Meg tem acesso exclusivo por trabalhar para a Babilônia, mas nunca chegou a ir além dos muros da capital da classe média. O táxi a deixa no prédio de transição. Ela assina os papeis agilmente, entra no elevador, desce, assina outros papeis e sai. Seus olhos demoram a se acostumar com o novo cenário – a desigualdade de renda e ostentação dos teehanos são absurdas. Sua avó dizia que parecia bem mais com o mundo onde nasceu, na qual presenciou a transição da televisão de tubo para as telas planas e sistema de cartas para redes sociais na internet. Depois que ela e seus pais faleceram, quanto mais testemunhas falecem, mais esquecem o mundo antigo. A geração deles é composta por poucos membros hoje em dia, fazendo alguns jovens tolos atualmente duvidar do passado. Queimam livros de história como acendem cigarros, fazem uma roda e acendem uma fogueira perto da caverna – convencidos de que sabem de tudo penas por ver as sombras geradas da luz do fogo no chão.
O carro que alugou chega a tempo e logo dirige em direção ao endereço, com o pacote no porta-malas. Seu peito começa apertar no momento em que vê onde é. Queria muito, muito, mas muito mesmo fingir que se perdeu e dar meia volta e sair. Seus dedos tremem quando destranca as portas e o porta-mala. Sua frio por muito tempo até ver ascender aquele casarão brutal.
A sua frente um muro negro se ergue, toda feita de canos de metal e placas de ferro quebradas, grudadas todas umas nas outras com um líquido denso desconhecido. As tochas crepitam com violência, como aconselhassem o visitante a ir embora – o que Meg quase fazia. Teehr é dominada por máfias e algumas zonas por gangues famosas – embora para a Babilônia, apenas consumidores por enquanto. Contudo, Meg nunca trata diretamente com o cliente, principalmente os desse tipo. Por que agora?
A garota tira o embrulho do porta-malas, tranca e estala a língua.
- Que merda... vamos logo com isso. – tenta encorajar a si mesma, apertando a caixa mais contra seu corpo.
O portão ergue-se imponente frente a sua figura pequena, como um pai furioso. Quer se encolher, mas não deve – aquele tipo homem mata mulheres fracas apenas no olhar. Meg pega um Pocky e deixa na boca, degustando lentamente o chocolate grudado no final do palitinho de biscoito. Ela gira e tenta ir embora perante um breve momento de fraqueza, porém, gira-se novamente e retoma a caminhada.
Uma mulher abre o portão e a recebe, posando sobre seus saltos gigantes e cheios de apetrechos. Anda normalmente, apesar do peso em seus pés.
- Srta. Raliv, está atrasada.
Meg engole o Pocky quase pela metade, tosse e dá um sorriso forçado.
- Ah, trânsito e muito sinal fechado... desculpe. – diz entusiasmada, entregando rapidamente o pacote, a mulher não recebe. – Está tudo certinho ai... o que foi?
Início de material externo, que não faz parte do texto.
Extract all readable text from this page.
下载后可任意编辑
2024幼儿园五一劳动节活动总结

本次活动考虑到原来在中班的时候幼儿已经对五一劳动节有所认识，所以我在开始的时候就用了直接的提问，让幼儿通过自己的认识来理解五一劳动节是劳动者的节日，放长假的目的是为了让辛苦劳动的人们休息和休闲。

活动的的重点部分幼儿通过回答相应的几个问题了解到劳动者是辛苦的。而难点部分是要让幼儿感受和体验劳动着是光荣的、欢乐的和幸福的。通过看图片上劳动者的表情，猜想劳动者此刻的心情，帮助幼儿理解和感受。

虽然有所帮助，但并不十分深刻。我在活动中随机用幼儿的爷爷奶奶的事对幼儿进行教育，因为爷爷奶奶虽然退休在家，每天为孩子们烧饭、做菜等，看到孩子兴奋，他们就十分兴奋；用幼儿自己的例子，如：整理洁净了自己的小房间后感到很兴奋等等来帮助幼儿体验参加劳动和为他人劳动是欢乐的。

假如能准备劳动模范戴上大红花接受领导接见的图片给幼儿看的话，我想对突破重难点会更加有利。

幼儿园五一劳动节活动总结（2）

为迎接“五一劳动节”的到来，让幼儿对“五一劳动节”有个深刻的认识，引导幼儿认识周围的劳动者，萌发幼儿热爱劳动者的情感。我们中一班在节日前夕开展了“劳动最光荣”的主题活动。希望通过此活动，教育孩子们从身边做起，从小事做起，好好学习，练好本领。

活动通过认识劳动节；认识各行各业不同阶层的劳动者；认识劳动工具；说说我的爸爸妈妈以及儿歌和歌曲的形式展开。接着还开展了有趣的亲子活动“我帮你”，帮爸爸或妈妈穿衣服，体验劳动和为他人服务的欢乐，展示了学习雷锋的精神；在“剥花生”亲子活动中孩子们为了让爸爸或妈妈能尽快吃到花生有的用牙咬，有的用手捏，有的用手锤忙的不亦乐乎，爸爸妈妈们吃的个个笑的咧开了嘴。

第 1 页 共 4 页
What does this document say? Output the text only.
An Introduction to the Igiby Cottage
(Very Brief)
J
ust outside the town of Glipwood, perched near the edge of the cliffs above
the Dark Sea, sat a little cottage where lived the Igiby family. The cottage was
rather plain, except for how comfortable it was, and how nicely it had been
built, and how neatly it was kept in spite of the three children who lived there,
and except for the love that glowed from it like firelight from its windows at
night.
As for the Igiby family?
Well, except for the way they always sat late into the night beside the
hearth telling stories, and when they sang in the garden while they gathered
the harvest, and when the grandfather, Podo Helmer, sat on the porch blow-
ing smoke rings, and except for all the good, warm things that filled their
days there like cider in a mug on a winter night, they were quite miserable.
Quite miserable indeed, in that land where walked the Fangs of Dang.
- Meu mestre a espera. Vamos, ande rápido. – ela dá as costas para a visitante e entra na casa em passos largos. Meg corre para acompanhá-la.
Dentro, não consegue evitar de observa o jardim que há frente a mansão.
Os cachorros latem freneticamente para o visitante, espumando em seu próprio rosto e alongando os braços de seus captores ao puxar a coleira para pular. O jardim é feito de ferro, flores de metal retorcido, folhas de placas de aço e caminho de blocos de prata. Ao passar pelo batente da porta, uma piscada forte e o cenário todo muda.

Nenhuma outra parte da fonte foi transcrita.